Use nested controllers to build route trees.

@Controller({
path: '/api',
children: [UsersController, PostsController],
})
export class ApiController {}

@Controller('/users')
export class UsersController {
@Get()
list() {
return [];
}
}

The final path for UsersController.list() is /api/users.

Middleware applied to a parent controller is inherited by child controllers.

Responses

Carno accepts several handler return types.

Objects and Arrays

Objects and arrays are serialized as JSON.

@Get()
findAll() {
return { data: [] };
}

Strings

Strings are returned as text/plain.

@Get('/health')
health() {
return 'OK';
}

undefined or void

Returning undefined sends 204 No Content.

@Delete('/:id')
remove(@Param('id') id: string) {
this.users.remove(id);
}

Native Response

Return a Web Response object for full control.

@Get('/download')
download() {
return new Response('file contents', {
status: 200,
headers: {
'Content-Type': 'text/plain',
},
});
}

Context Helpers

Use Context helpers when you need a custom status or content type.

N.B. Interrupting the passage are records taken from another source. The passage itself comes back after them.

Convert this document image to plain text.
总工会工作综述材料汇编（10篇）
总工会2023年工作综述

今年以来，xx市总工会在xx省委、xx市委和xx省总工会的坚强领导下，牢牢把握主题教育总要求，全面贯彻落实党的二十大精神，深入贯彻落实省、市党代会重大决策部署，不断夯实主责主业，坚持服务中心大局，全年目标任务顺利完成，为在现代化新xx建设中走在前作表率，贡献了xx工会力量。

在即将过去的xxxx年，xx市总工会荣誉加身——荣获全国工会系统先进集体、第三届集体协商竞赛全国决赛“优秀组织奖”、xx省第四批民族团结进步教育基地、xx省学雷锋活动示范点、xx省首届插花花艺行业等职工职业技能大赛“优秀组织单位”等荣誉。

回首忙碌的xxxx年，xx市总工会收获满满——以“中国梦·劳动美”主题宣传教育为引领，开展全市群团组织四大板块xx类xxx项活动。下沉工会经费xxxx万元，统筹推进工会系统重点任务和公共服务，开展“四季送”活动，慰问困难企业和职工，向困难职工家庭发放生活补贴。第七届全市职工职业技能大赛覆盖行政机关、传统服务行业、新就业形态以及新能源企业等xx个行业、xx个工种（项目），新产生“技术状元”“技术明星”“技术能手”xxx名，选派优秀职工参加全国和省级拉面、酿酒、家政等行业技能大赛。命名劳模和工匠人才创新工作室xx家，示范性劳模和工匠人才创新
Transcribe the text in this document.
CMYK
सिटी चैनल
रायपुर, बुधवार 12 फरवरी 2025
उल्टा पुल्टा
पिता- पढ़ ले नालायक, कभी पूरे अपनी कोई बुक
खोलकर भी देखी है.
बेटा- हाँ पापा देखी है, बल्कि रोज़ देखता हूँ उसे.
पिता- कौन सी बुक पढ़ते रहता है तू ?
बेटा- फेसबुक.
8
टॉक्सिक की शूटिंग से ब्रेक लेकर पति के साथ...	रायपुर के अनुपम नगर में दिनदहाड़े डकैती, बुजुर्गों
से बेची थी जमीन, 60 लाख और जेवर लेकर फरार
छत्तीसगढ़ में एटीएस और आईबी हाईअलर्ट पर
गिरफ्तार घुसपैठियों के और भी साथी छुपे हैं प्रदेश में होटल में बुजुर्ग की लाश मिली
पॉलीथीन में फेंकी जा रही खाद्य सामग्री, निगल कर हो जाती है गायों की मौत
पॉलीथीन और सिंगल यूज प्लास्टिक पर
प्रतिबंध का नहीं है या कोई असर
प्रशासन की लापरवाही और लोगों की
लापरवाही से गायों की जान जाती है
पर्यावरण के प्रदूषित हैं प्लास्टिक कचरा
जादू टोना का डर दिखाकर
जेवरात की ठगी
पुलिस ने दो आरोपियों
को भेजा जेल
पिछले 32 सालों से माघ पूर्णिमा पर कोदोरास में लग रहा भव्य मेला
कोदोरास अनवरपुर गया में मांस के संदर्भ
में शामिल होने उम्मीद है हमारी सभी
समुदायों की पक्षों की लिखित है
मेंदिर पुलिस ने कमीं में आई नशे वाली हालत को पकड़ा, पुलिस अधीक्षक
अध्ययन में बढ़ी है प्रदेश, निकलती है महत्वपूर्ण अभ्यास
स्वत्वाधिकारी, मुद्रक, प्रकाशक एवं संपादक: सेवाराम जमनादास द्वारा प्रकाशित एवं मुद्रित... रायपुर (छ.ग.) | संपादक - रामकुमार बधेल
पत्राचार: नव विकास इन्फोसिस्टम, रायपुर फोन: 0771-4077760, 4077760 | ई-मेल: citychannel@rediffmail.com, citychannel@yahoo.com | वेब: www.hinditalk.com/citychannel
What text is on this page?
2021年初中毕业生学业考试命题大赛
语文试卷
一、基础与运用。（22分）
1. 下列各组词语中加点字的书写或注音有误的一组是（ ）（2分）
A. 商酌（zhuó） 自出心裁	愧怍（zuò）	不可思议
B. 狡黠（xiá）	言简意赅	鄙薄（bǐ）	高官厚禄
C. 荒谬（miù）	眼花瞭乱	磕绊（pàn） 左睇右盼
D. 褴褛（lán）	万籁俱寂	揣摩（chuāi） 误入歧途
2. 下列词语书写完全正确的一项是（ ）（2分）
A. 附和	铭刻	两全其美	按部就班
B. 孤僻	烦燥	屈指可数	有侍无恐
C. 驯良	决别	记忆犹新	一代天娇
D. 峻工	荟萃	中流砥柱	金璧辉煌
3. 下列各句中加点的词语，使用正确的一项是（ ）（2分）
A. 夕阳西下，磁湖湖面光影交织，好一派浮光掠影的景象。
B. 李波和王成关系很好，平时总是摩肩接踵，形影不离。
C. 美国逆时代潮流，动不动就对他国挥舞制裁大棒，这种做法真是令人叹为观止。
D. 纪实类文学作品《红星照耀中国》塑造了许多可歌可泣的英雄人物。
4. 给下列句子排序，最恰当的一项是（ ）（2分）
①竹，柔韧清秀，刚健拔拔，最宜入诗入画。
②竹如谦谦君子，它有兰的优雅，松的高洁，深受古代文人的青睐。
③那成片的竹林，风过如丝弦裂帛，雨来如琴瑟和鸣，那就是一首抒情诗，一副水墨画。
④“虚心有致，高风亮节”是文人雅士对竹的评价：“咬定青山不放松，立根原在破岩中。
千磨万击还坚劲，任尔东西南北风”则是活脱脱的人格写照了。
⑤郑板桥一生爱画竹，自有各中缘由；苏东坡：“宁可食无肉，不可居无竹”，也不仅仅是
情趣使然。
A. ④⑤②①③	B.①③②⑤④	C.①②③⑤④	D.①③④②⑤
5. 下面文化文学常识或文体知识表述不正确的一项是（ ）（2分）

import { Context, Ctx, Post } from '@carno.js/core';

@Post()
create(@Ctx() ctx: Context, @Body() body: any) {
return ctx.json({ id: 1, ...body }, 201);
}

Available helpers:

HelperDescription
ctx.json(data, status?)JSON response
ctx.text(data, status?)Plain text response
ctx.html(data, status?)HTML response
ctx.redirect(url, status?)Redirect response

Validation

When a @Body() parameter is typed as a DTO class decorated with @Schema(), Carno validates the body before the handler runs.

@Post()
create(@Body() body: CreateUserDto) {
return this.users.create(body);
}

See Validation for schema setup and adapter configuration.

Practical Guidelines

  • Keep business logic in services, not controllers.
  • Use DTOs for request bodies that need validation.
  • Return native Response only when helpers or default serialization are not enough.
  • Use nested controllers for shared path prefixes.
  • Apply middleware at the narrowest useful level: route, controller or global.